The entrance of MHP as a legitimate and powerful political player was in many ways made possible by the confusion of the left. Much like MHP, CHP is vehemently opposed to lifting restrictions on freedom of expression and is increasingly hostile toward the country's aspirations to join the EU. These attitudes are largely driven by a refusal to negotiate the meaning of secularism and the fierce nationalism with which it is accompanied. As a result, MHP and CHP are much similar to each other now than they were in the 1970s when MHP represented the extreme right and CHP a much less reactionary center-left. With the threat no longer being communism, but political Islam, CHP has come to embrace a reactionary ideology akin to MHP while the latter has less to react against.
More food for thought is MHP's Islamic identity sans its embrace of democratic liberalism. If a comparison is to be made between MHP, RP, and AKP, it seems that the first two would have much more in common than the latter two in that AKP has at the very least espoused a belief in democratic liberalism whereby an Islamic observance like wearing the türban is merely allowed, not mandated. MHP has most definitely not argued that religious observances should be forced on all Turks, but its linking of Islam with a hegemonic conception of Turkish identity seems much more a potential threat to secularism.
One additional note: The idea of Turkish superiority fostered by the right is far from disappeared.

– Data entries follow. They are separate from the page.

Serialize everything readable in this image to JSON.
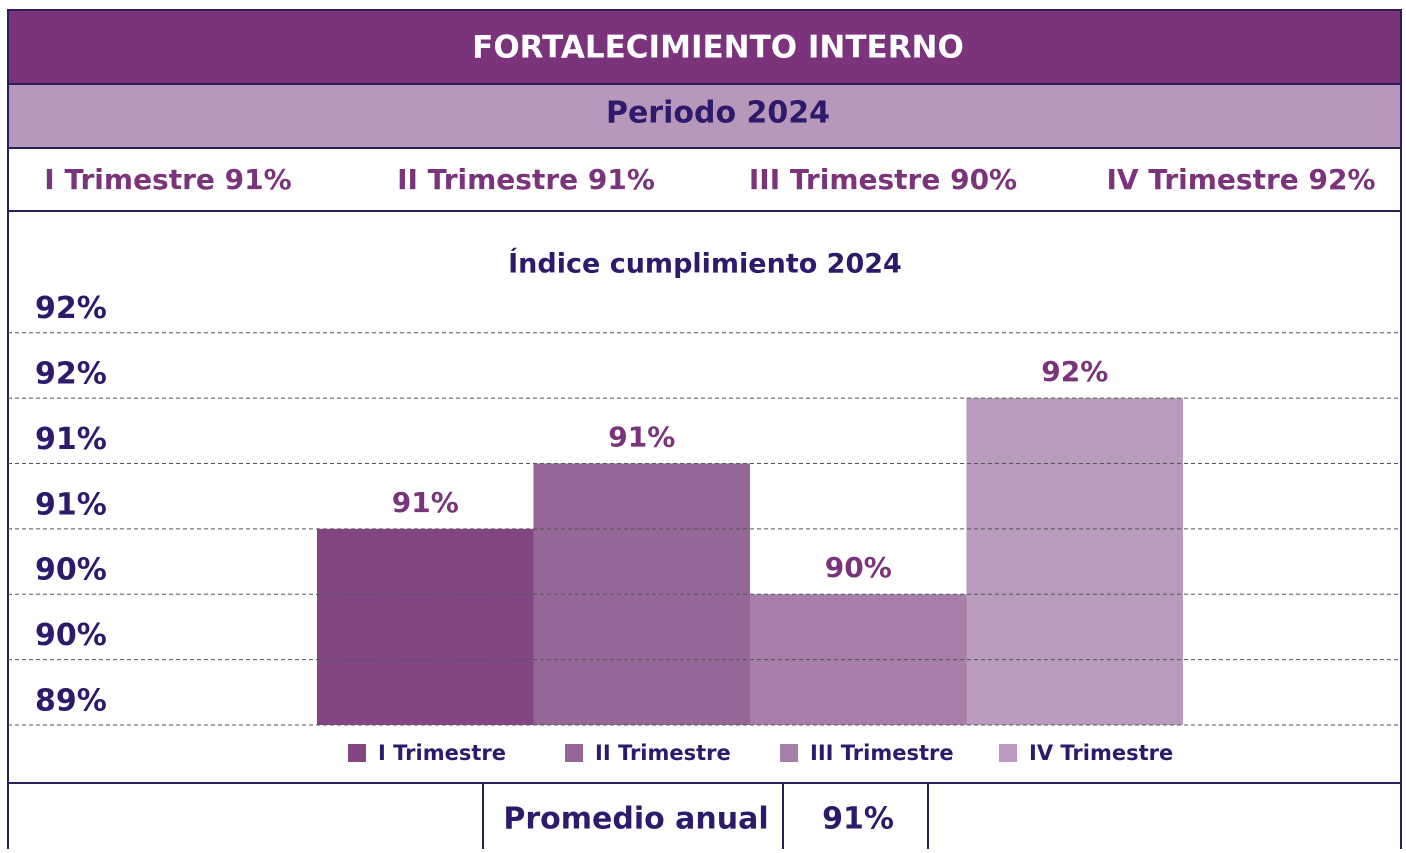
{
  "header": {
    "title": "FORTALECIMIENTO INTERNO",
    "period": "Periodo 2024"
  },
  "quarters": [
    "I Trimestre 91%",
    "II Trimestre 91%",
    "III Trimestre 90%",
    "IV Trimestre 92%"
  ],
  "chart_data": {
    "type": "bar",
    "title": "Índice cumplimiento 2024",
    "categories": [
      "I Trimestre",
      "II Trimestre",
      "III Trimestre",
      "IV Trimestre"
    ],
    "values": [
      90.5,
      91.0,
      90.0,
      91.5
    ],
    "value_labels": [
      "91%",
      "91%",
      "90%",
      "92%"
    ],
    "colors": [
      "#834683",
      "#956797",
      "#a77fa9",
      "#b99bbd"
    ],
    "ylim": [
      89,
      92.25
    ],
    "yticks": [
      {
        "value": 89,
        "label": "89%"
      },
      {
        "value": 89.5,
        "label": "90%"
      },
      {
        "value": 90,
        "label": "90%"
      },
      {
        "value": 90.5,
        "label": "91%"
      },
      {
        "value": 91,
        "label": "91%"
      },
      {
        "value": 91.5,
        "label": "92%"
      },
      {
        "value": 92,
        "label": "92%"
      }
    ],
    "grid": true,
    "legend": "bottom"
  },
  "footer": {
    "label": "Promedio anual",
    "value": "91%"
  }
}
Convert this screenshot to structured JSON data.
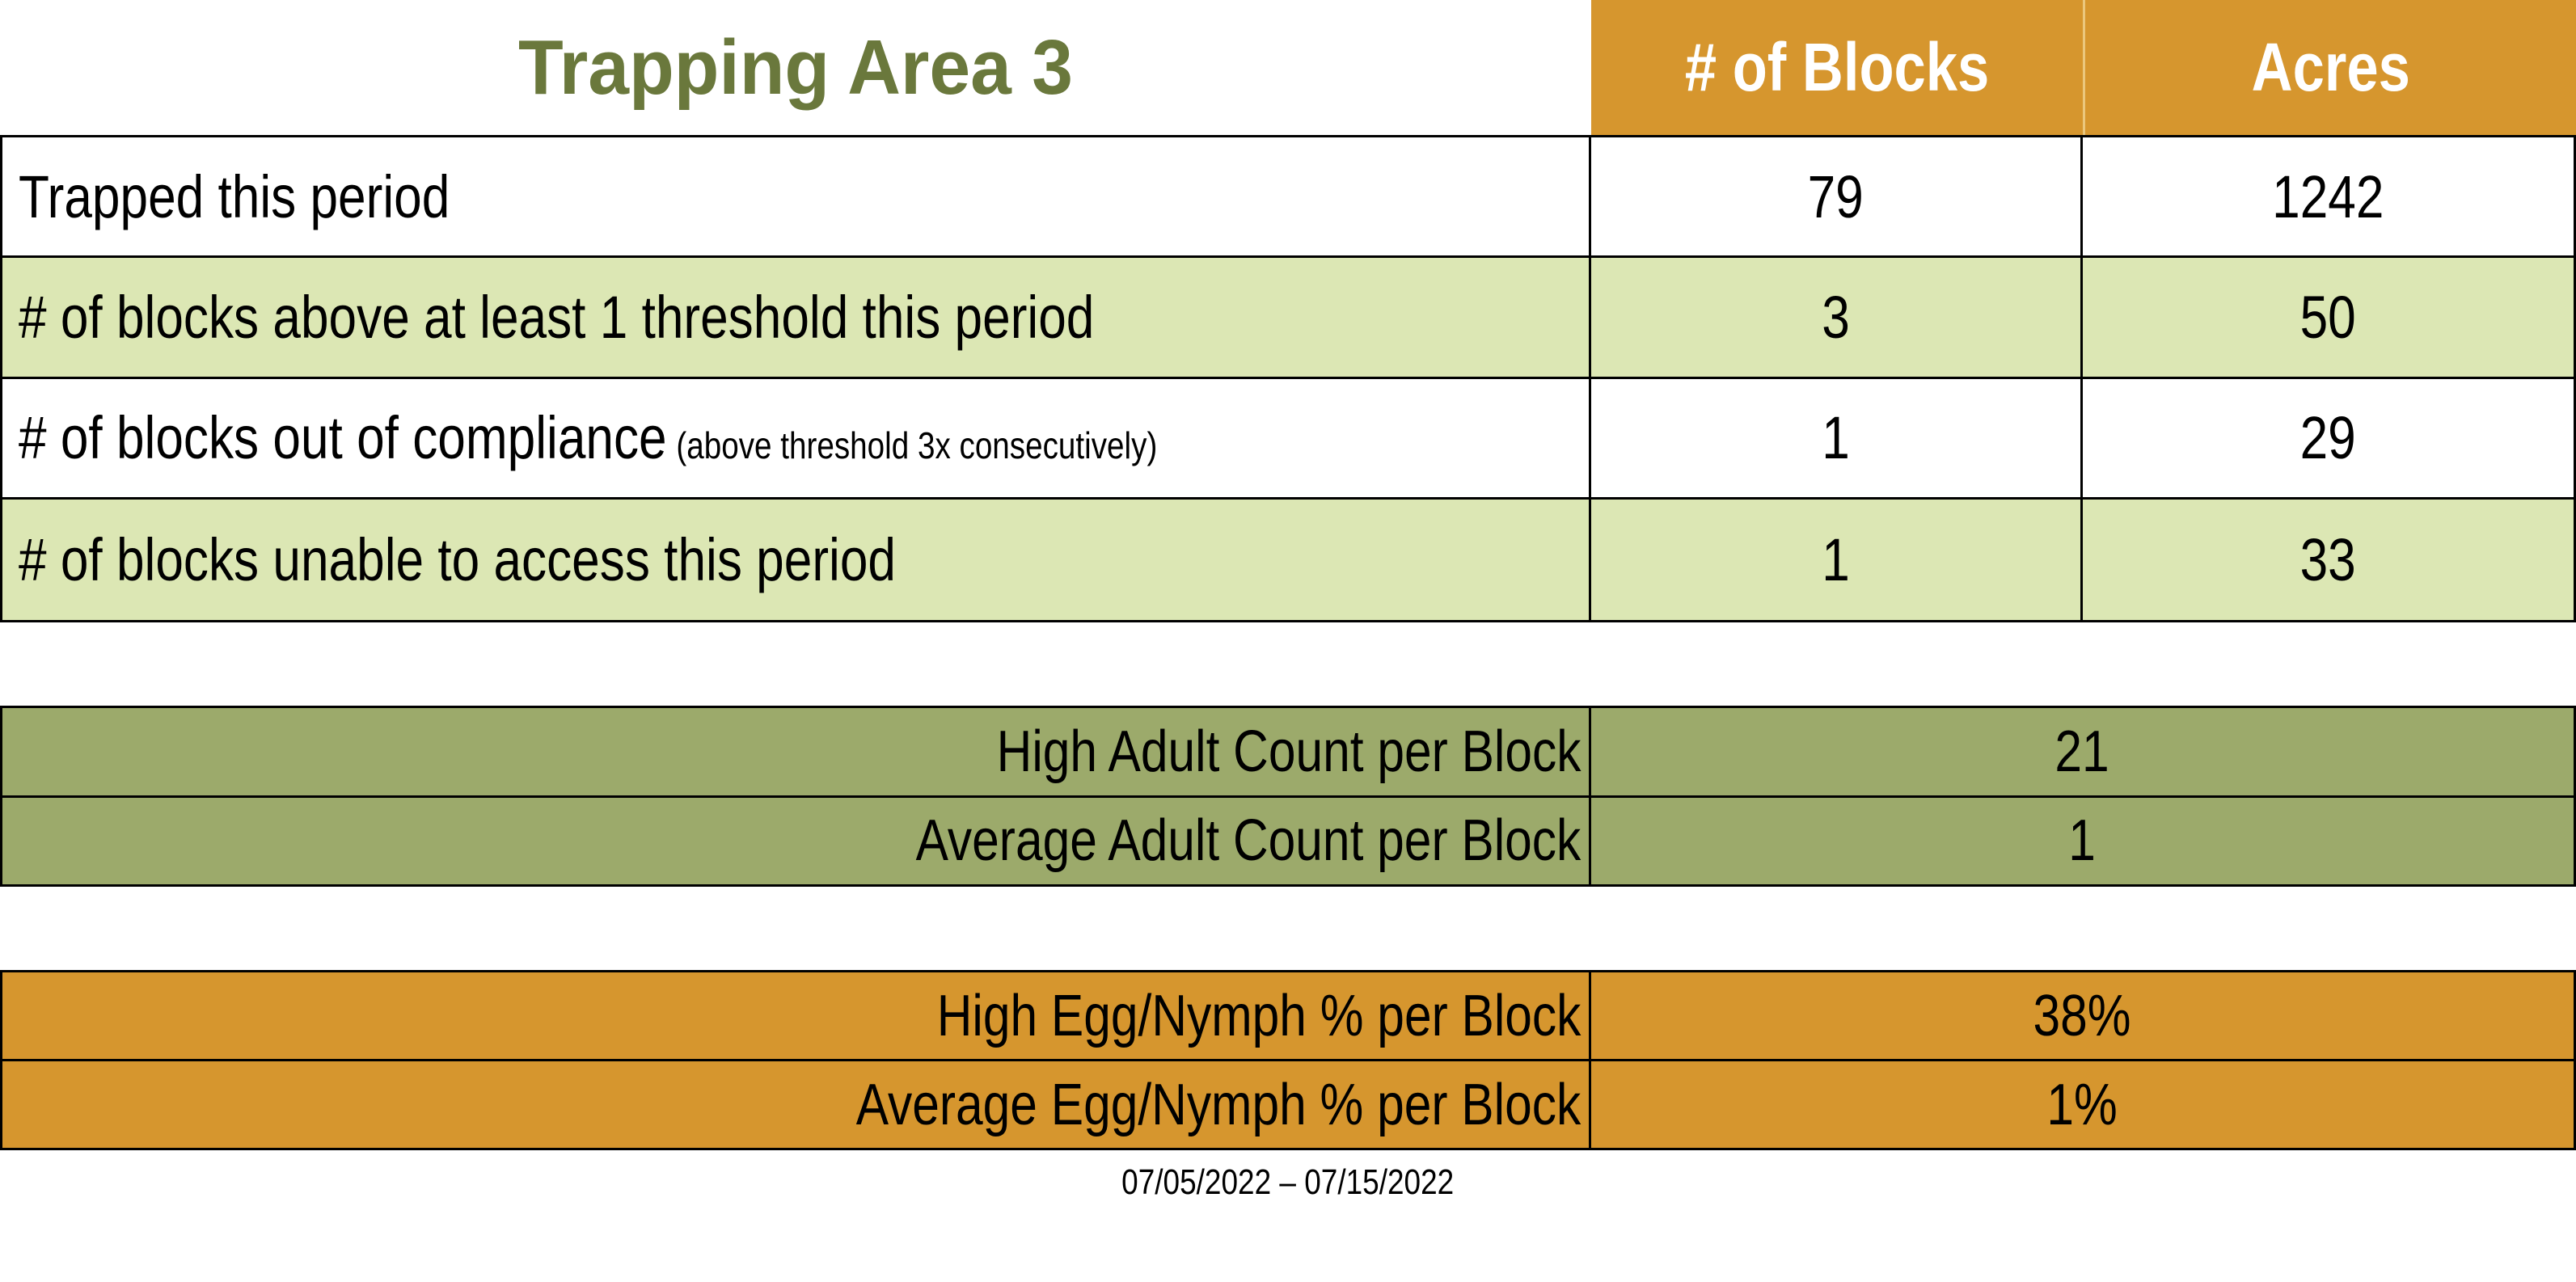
{
  "title": "Trapping Area 3",
  "colors": {
    "title_green": "#6A783C",
    "header_orange": "#D6962E",
    "light_green_row": "#DCE7B4",
    "olive_section": "#9CAA6B",
    "header_text": "#FFFFFF",
    "border": "#000000"
  },
  "table": {
    "column_headers": [
      "# of Blocks",
      "Acres"
    ],
    "rows": [
      {
        "label": "Trapped this period",
        "note": "",
        "blocks": "79",
        "acres": "1242"
      },
      {
        "label": "# of blocks above at least 1 threshold this period",
        "note": "",
        "blocks": "3",
        "acres": "50"
      },
      {
        "label": "# of blocks out of compliance",
        "note": "(above threshold 3x consecutively)",
        "blocks": "1",
        "acres": "29"
      },
      {
        "label": "# of blocks unable to access this period",
        "note": "",
        "blocks": "1",
        "acres": "33"
      }
    ]
  },
  "adult_section": {
    "rows": [
      {
        "label": "High Adult Count per Block",
        "value": "21"
      },
      {
        "label": "Average Adult Count per Block",
        "value": "1"
      }
    ]
  },
  "egg_section": {
    "rows": [
      {
        "label": "High Egg/Nymph % per Block",
        "value": "38%"
      },
      {
        "label": "Average Egg/Nymph % per Block",
        "value": "1%"
      }
    ]
  },
  "date_range": "07/05/2022 – 07/15/2022"
}
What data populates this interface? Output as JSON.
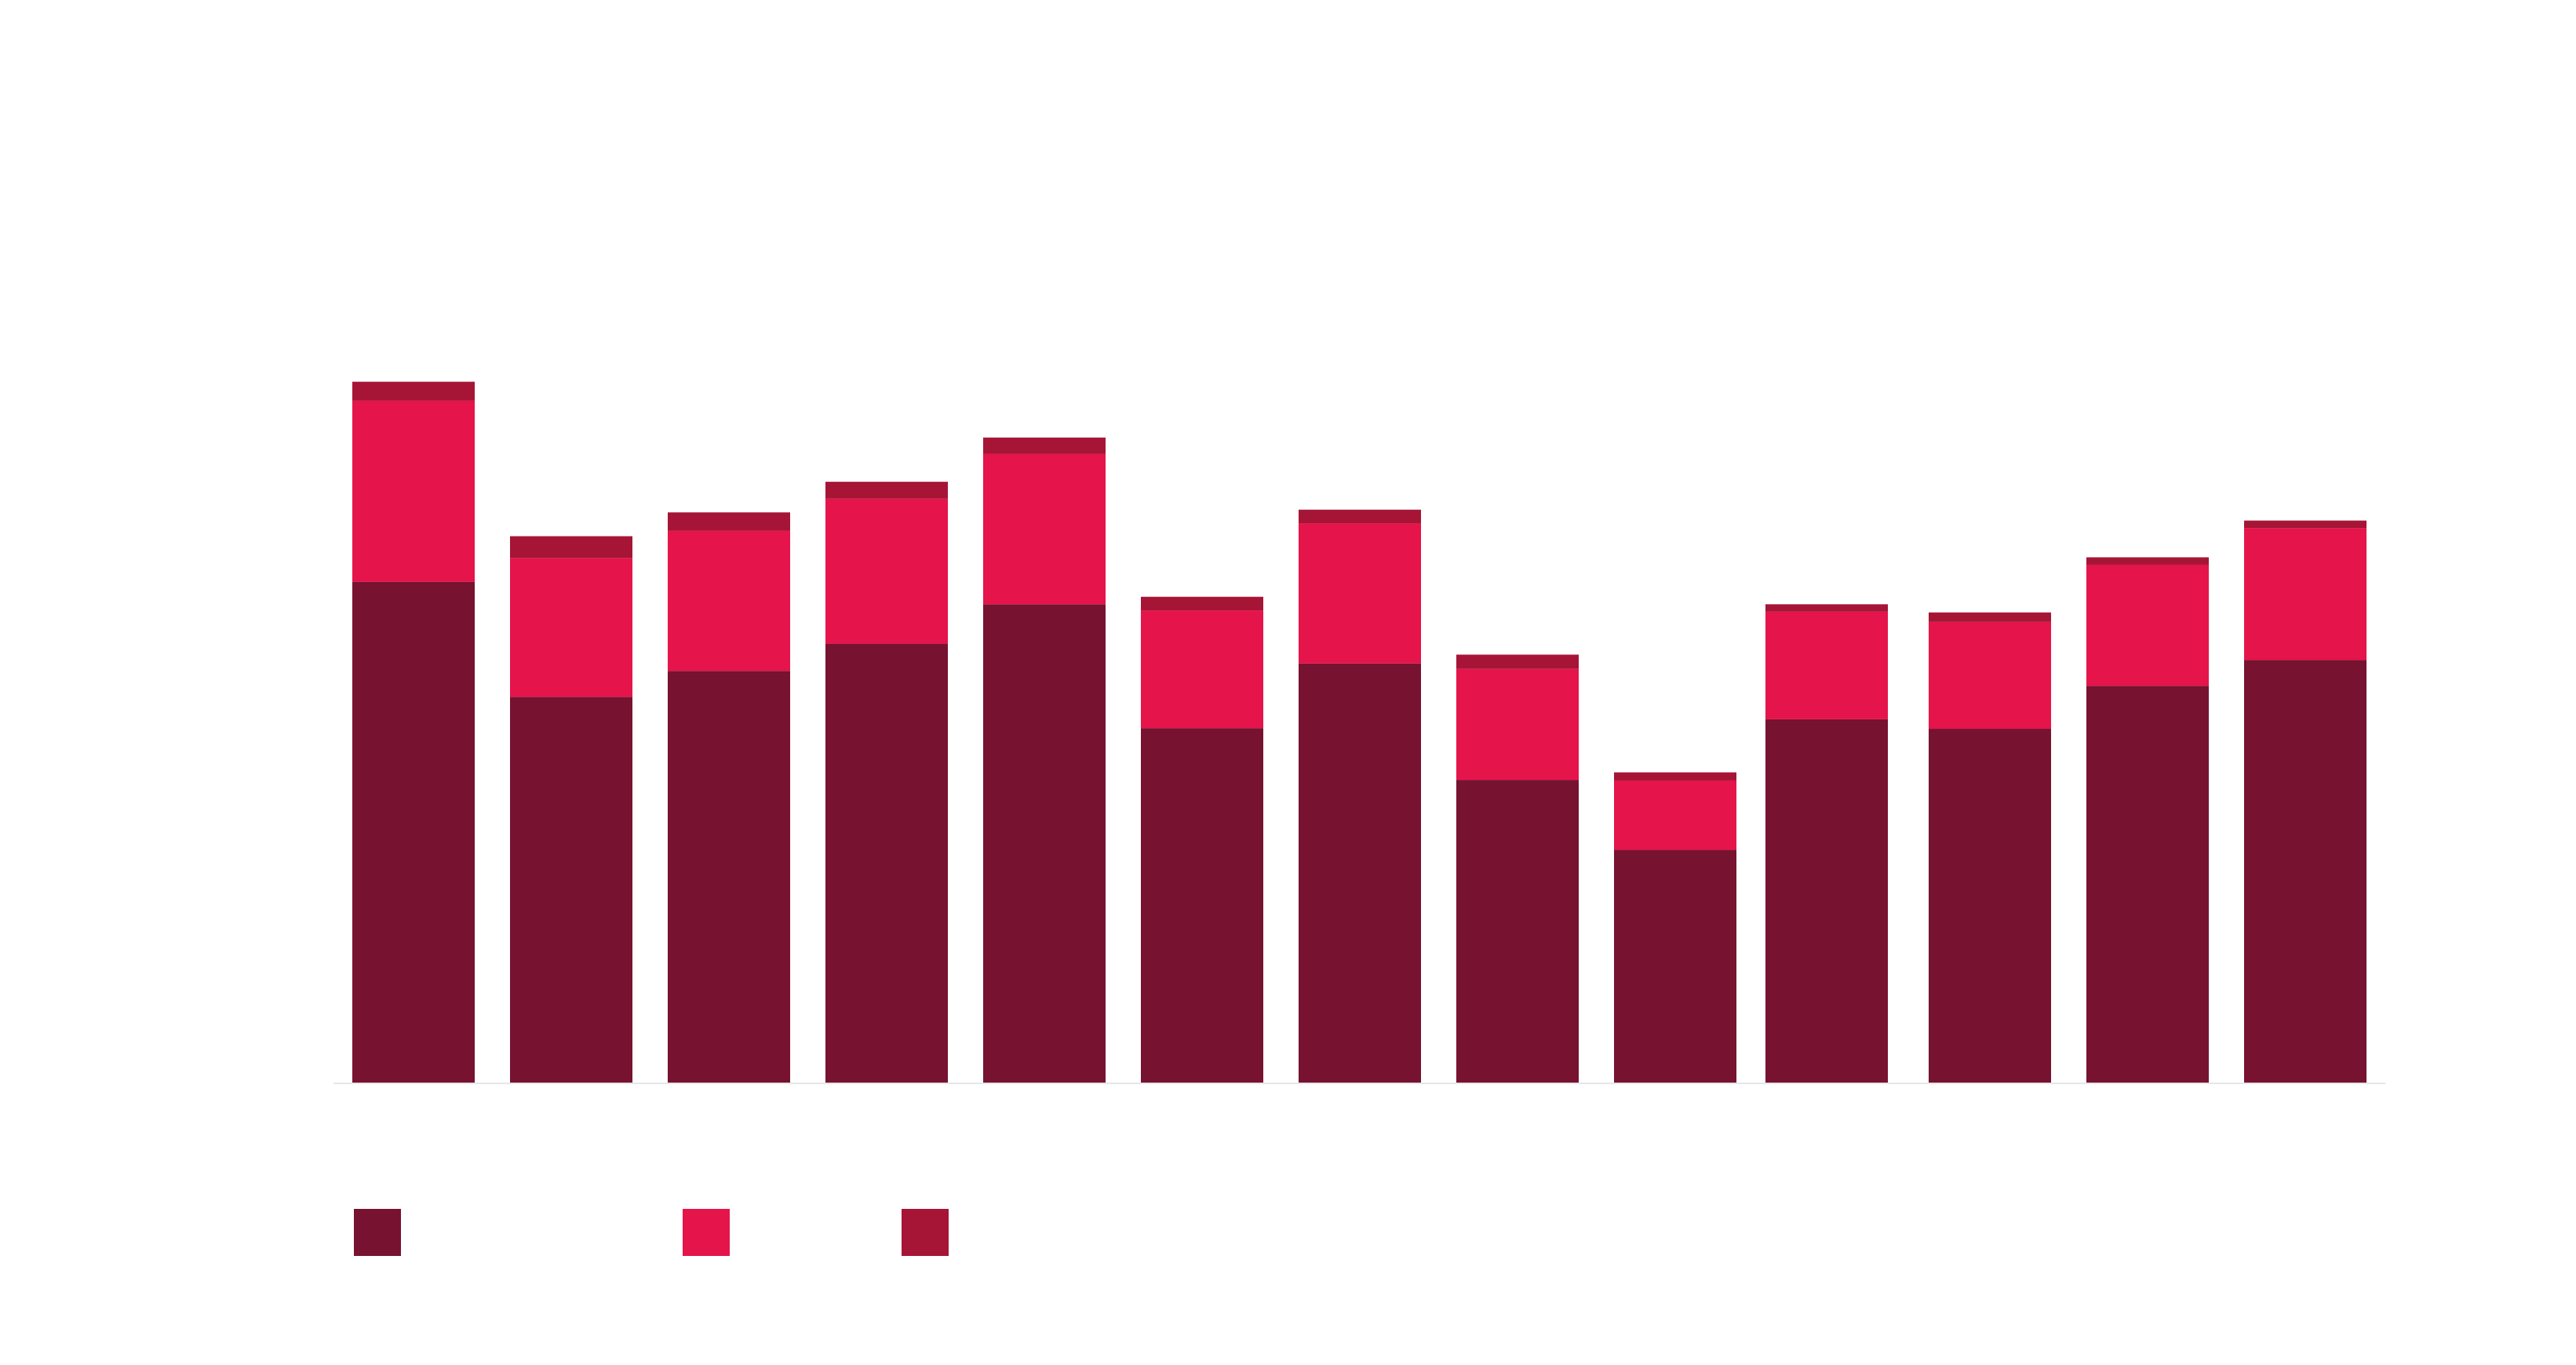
{
  "chart_data": {
    "type": "bar",
    "stacked": true,
    "title": "",
    "xlabel": "",
    "ylabel": "",
    "ylim": [
      0,
      1200
    ],
    "grid": false,
    "legend_position": "bottom-left",
    "categories": [
      "",
      "",
      "",
      "",
      "",
      "",
      "",
      "",
      "",
      "",
      "",
      "",
      ""
    ],
    "series": [
      {
        "name": "",
        "color": "#771230",
        "values": [
          737,
          568,
          606,
          646,
          704,
          522,
          617,
          446,
          343,
          535,
          521,
          584,
          622
        ]
      },
      {
        "name": "",
        "color": "#E5144B",
        "values": [
          266,
          204,
          206,
          213,
          221,
          173,
          206,
          163,
          102,
          158,
          157,
          178,
          194
        ]
      },
      {
        "name": "",
        "color": "#A61536",
        "values": [
          28,
          32,
          27,
          25,
          24,
          20,
          20,
          21,
          12,
          11,
          14,
          11,
          11
        ]
      }
    ]
  }
}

Following the İzmit earthquake in 1999, the Minister of Health, Osman Durmuş, tried to prevent the delivery of much needed blood donated from other countries because he claimed that Turks do not need foreign blood.
And, as a footnote, the terms "right" and "left" are deeply contextualized in Turkish politics and can mean very little sans historical references, as the terms are often used by political actors to suit particular political exigencies.